1 Introduction

Biomechanical analysis of human positions and motions enables investigations on the neuromusculoskeletal system even beyond experiments. It provides insights into many concerned issues, such as musculoskeletal Disorders (MSDs), which makes up the vast proposition of the occupational diseases [1]. When conducting biomechanical analyses, we have to bear in mind that human body is systematic: bodies and muscles are inter-connected as a whole kinematic chain. The state of one part may influent another without physical contact. For example, in a task of self-balance, the arm motions would influence the transversal pelvis-thorax moment up to 30% [2]. The full kinematic chain should be considered in biomechanical analysis.

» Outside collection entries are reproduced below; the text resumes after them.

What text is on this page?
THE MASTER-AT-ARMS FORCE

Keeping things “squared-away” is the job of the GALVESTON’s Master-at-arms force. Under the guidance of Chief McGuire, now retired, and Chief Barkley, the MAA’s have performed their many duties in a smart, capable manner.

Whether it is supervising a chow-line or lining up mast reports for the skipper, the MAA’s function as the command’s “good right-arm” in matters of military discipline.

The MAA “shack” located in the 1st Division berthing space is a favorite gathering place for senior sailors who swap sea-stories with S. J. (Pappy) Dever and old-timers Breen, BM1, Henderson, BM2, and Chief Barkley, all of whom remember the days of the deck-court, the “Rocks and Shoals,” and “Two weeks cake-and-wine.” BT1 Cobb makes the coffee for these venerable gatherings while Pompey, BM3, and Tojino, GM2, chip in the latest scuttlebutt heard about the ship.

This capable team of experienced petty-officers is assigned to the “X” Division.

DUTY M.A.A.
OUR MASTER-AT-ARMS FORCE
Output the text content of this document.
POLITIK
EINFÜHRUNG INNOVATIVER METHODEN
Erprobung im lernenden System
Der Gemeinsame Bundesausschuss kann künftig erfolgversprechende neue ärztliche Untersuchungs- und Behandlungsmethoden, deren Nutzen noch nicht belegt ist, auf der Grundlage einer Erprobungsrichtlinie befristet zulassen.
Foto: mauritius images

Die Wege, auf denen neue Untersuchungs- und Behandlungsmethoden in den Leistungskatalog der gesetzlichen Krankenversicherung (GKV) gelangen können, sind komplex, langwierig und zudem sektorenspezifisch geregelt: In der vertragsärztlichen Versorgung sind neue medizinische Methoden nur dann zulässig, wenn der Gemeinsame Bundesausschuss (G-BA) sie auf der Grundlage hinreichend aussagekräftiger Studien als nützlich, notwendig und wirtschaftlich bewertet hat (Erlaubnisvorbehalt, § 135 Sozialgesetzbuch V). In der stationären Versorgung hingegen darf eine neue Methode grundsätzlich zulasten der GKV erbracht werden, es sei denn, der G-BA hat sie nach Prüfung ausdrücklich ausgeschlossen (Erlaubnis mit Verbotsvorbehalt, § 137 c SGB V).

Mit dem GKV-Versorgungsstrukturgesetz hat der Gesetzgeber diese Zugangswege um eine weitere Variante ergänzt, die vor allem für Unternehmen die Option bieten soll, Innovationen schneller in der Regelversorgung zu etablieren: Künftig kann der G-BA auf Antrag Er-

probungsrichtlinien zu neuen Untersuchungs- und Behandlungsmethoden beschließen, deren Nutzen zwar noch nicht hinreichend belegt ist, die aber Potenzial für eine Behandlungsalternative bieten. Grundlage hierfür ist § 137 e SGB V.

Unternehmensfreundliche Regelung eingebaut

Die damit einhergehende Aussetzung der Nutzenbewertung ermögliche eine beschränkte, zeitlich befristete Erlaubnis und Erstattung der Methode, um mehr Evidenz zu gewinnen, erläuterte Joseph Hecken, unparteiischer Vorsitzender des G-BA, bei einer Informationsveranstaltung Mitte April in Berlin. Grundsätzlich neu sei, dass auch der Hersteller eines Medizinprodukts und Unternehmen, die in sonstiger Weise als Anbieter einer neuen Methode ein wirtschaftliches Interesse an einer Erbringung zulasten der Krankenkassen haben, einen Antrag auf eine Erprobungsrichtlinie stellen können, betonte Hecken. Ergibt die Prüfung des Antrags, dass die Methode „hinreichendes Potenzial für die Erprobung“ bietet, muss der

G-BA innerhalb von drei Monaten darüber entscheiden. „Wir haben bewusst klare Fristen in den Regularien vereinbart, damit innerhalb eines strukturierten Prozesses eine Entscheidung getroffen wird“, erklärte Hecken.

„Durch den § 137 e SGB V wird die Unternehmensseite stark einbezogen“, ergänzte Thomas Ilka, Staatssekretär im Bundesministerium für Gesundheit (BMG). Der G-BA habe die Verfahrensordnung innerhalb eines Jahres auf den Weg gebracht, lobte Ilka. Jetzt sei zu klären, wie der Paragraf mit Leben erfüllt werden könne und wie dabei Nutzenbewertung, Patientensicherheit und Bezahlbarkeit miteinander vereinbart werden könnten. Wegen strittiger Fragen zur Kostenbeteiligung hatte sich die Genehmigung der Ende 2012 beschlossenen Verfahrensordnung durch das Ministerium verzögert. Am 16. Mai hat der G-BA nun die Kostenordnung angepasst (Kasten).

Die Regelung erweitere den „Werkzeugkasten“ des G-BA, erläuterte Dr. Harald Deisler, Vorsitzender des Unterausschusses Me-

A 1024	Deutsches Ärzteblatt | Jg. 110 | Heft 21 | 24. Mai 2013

Over the past decades, many tools have been developed for biomechanical simulation and analysis. OpenSim [3] is one of the virtual human modeling software that have been widely used [4, 5]. There are immense amount of data and dozens of musculoskeletal models available, such as the running model [6] which includes muscles of the lower extremities and the torso, the lumbar spinal model [7] which contains the eight main muscle groups of the lumbar spine, the arm model [8] that covers 50 muscles on the right upper extremity. However, no musculoskeletal model has included the full kinematic chain of human body. There is a need of a full-chain model that enables synthesized and systematical biomechanical analysis. For example, using a muscle fatigue model [9] and a recovery model [10], it is possible to determine the maximum working time by knowing, the maximum voluntary contraction, the fatigue and recovery parameters as well as the activation rate of each muscle. With this model, we can also do posture optimization using worker fatigue and comfort indexes [11] as well the maximum endurance time for static posture [12] or dynamic posture [13]. This method was partially applied in an OpenSim model to study fatigue while walking in [14].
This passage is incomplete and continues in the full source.